OC-40: In vivo ANTITUMOR ACTIVITY OF MANGIFERIN IN MURINE COLON CARCINOMA

J Pharm Pharmacogn Res 3(suppl. 1): S58, 2015

Proceedings of the 4th International Symposium on Pharmacology of Natural Products FAPRONATURA 2015  September 21st-25th, 2015; Cuban Society of Pharmacology. Topes de Collantes, Sancti Spiritus, Cuba.

Oral Communication

OC-40: In vivo ANTITUMOR ACTIVITY OF MANGIFERIN IN MURINE COLON CARCINOMA

Rodríguez-González JC1, Hernández-Balmaseda I2, Quiñones-Maza OL1, Merino N1, Aparicio-López G1, Valdés-Martínez O1, Valentín-Quiñones N1, Gabilondo-Ramírez T1, Limonta-Ávalo R1, Rodeiro-Guerra I2, Beck Ilse M3, Wagemans G3, De Wever O3, Vanden Berghe W4, Delgado-Hernández R1.

1Center for Pharmaceutical Research and Drug Development (CIDEM). Ave.26 No. 1605, entre Puentes Grandes y Boyeros, Nuevo Vedado, CP 10600, Plaza, Havana, Cuba. E-mail: jcesar.rodriguez@cidem.sld.cu, rdelgado@infomed.sld.cu
2Laboratory of Pharmacology, Center of Marine Bioproducts. Loma y 39, Nuevo Vedado, C.P. 10600, Havana, Cuba. E-mail: ivones@cebimar.cu
3Laboratory of Experimental Cancer Research, Ghent University Hospital, Belgium.
4Laboratory of Protein Chemistry, Proteomics and Epigenetic Signalling (PPES), Department of Biomedical Sciences, University of Antwerp (UA), Antwerp, Belgium; Laboratory of Eukaryotic Gene Expression and Signal Transduction (LEGEST), Department of Physiology, Ghent University, Ghent, Belgium. E-mail: wim.vandenberghe@uantwerpen.be

 

Introduction: Colorectal cancer has high mortality due to recurrent and metastatic disease. Chemotherapy is the most commonly used therapy in these cases but is not effective enough and is limited by their adverse effects and chemoresistance. Natural products are important sources of antitumor compounds. Mangiferin, a natural antioxidant glucosylxanthone, has different pharmacological properties and its anticancer potential is just beginning to be elucidated. Objective: To evaluate the in vivo antitumor activity of mangiferin in CT-26.WT murine colon carcinoma syngeneic tumor models. Methods: Three syngeneic models ectopic/subcutaneous allograf, induced lung metastasis and tumor angiogenesis in matrigel plugs were performed. Target gene specific expression analysis by quantitative PCR assay was accomplished. Results: The antitumor and antimetastatic effect was positively correlated with increasing concentration of mangiferin, achieving the greatest effect at 100 mg/kg. In the tumor angiogenesis model, macroscopic observation showed a reduction of blood supply and tumor size, and a significant reduction in hemoglobin content into matrigel plugs was obtained by quantitative analysis at both concentration of mangiferin evaluated (100 and 200 ug/mL). The antiangiogenic effect had significantly impact on decreasing weight and tumor volume. Histological analysis revealed a decreased number of blood vessels. Conclusions: Mangiferin holds promise as an effective antitumor agent by triggering antimetastatic and antiangiogenic effects. Financial Support: VLIR UOS programme Nr. ZEIN2011PR383, Belgium and from Project of Cuban Ministry of Health nr. 1401049.

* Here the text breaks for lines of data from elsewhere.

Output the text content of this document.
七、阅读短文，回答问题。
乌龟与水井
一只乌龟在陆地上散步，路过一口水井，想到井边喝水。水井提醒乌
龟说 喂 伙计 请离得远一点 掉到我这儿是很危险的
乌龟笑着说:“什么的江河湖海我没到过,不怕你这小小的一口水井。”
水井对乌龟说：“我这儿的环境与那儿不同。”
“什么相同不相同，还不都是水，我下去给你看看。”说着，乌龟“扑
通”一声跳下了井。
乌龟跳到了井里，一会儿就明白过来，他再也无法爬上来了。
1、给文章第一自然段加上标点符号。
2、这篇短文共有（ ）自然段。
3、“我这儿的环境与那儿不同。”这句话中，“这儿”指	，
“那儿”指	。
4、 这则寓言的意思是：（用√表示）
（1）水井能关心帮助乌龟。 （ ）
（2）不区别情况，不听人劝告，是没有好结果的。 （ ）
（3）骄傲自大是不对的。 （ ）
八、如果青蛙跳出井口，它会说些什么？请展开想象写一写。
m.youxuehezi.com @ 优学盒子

Citation Format: Rodríguez-González JC, Hernández-Balmaseda I, Quiñones-Maza OL, Merino N, Aparicio-López G, Valdés-Martínez O, Valentín-Quiñones N, Gabilondo-Ramírez T, Limonta-Ávalo R, Rodeiro-Guerra I, Beck Ilse M, Wagemans G, De Wever O, Vanden Berghe W, Delgado-Hernández R (2015) In vivo antitumor activity of mangiferin in murine colon carcinoma. [Abstract]. In: Proceedings of the FAPRONATURA 2015; 2015 Sep 21-25; Topes de Collantes, Sancti Spiritus: CSF. J Pharm Pharmacogn Res 3(Suppl. 1): S58. Abstract nr OC-40.